© 2004 Heron Publishing—Victoria, Canada
Boron retranslocation in Scots pine and Norway spruce
Tarja Lehto (1, 2), Anu Lavola (1, 3), Riitta Julkunen-Tiitto (3) and Pedro J. Aphalo (1, 4)
1. University of Joensuu, Faculty of Forestry, P.O. Box 111, 80101 Joensuu, Finland / 2. Corresponding author (tarja.lehto@joensuu.fi) / 3. University of Joensuu, Department of Biology, P.O. Box 111, 80101 Joensuu, Finland / 4. University of Jyväskylä, Department of Biological and Environmental Science, P.O. Box 35, 40351 Jyväskylä, Finland / Received December 5, 2003; accepted January 26, 2004; published online July 1, 2004
Summary
We previously traced 10B-enriched boric acid from shoots to roots to demonstrate the translocation of boron (B) in Scots pine (Pinus sylvestris L.) and Norway spruce (Picea abies (L.) Karst.) seedlings. To gain a more detailed understanding of B translocation, we sought: (1) to demonstrate B retranslocation
directly, by showing that foliar-applied 10B is located in the new growth after dormancy; and (2) to assess whether shoot-applied B affects growth in the long term.

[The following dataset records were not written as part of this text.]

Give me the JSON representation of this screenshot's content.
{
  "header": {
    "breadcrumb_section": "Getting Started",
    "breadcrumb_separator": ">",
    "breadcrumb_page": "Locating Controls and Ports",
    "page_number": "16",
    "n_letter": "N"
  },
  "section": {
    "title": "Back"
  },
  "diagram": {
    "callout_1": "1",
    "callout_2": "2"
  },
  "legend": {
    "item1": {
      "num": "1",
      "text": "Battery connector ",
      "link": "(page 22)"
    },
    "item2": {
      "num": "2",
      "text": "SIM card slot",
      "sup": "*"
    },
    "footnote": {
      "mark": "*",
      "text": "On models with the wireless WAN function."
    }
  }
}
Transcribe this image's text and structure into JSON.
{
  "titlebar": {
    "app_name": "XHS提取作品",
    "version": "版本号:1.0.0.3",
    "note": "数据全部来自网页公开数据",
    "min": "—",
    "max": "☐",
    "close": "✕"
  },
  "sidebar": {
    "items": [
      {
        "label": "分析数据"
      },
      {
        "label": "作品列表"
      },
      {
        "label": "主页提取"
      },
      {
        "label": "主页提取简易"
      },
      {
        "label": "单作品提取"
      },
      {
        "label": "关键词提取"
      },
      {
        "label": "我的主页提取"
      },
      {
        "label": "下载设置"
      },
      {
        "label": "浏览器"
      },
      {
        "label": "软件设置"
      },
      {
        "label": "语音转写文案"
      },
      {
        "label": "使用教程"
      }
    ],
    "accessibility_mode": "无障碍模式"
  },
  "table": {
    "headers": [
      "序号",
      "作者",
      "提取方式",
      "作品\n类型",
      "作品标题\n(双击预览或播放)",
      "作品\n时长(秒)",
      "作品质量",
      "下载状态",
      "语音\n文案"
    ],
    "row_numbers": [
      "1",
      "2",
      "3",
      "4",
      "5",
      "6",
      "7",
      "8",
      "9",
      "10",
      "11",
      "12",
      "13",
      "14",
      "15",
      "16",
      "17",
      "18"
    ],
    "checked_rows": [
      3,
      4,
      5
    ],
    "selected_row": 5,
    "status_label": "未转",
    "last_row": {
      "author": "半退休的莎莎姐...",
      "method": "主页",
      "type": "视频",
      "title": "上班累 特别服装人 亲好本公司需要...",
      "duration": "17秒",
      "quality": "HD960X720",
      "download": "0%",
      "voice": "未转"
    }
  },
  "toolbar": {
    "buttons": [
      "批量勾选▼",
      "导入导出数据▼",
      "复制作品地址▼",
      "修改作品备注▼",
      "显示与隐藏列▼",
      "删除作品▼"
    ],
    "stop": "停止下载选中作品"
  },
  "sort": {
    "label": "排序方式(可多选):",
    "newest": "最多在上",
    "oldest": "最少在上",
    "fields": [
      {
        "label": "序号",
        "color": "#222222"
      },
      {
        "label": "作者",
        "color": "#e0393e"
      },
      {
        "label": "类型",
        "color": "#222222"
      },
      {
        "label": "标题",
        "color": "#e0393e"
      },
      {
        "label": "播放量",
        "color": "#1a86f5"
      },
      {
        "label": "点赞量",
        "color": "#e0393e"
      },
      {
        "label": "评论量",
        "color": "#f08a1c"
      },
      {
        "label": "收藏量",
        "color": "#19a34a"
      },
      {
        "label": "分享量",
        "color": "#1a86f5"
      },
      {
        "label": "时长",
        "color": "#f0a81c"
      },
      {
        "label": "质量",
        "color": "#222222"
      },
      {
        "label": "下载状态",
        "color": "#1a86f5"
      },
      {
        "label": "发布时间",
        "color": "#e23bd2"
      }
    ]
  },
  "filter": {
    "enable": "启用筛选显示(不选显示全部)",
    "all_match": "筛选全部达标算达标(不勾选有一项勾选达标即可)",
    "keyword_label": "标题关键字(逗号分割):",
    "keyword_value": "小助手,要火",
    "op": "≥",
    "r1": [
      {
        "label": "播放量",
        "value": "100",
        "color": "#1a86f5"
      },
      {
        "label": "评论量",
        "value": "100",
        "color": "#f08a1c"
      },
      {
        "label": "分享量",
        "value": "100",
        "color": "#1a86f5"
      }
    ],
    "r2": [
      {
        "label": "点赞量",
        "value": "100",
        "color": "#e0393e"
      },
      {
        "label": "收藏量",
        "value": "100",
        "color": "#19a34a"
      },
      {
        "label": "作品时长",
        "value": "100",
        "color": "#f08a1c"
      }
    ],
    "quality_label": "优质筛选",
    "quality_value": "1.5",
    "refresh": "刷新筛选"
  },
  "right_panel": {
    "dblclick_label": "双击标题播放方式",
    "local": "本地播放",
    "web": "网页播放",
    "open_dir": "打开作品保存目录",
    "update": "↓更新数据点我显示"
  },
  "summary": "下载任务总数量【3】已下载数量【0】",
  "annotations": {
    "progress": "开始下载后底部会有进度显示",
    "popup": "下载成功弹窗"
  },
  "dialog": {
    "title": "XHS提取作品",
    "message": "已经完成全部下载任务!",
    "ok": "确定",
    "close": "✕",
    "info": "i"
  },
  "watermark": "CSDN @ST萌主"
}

We applied 10B-enriched boric acid to needles of Scots pine and Norway spruce seedlings. After a dormancy period and 9 weeks of growth,
small but significant increases in the 10B isotope were found in the new stem and needles of both species. In Scots pine, the total B concentration of the new stem
was also increased. Both species contained polyols, particularly pinitol and inositol. Boron–polyol complexes may provide
a mechanism for mobilizing B in these species.
To determine the long-term effects of applied B, seedlings were grown for two growing seasons after the application of 10B to shoots. In Norway spruce, the proportion of 10B in the root systems and current needles of the harvest year was slightly higher than in the controls, and in Scots pine
root systems, marginally so. The B treatment had no effect on growth of Norway spruce seedlings. In Scots pine seedlings,
the B treatment caused a 33% increase in total dry mass and significantly increased the number of side branches.
Keywords:
mineral nutrients, Picea abies, Pinus sylvestris, stable isotopes.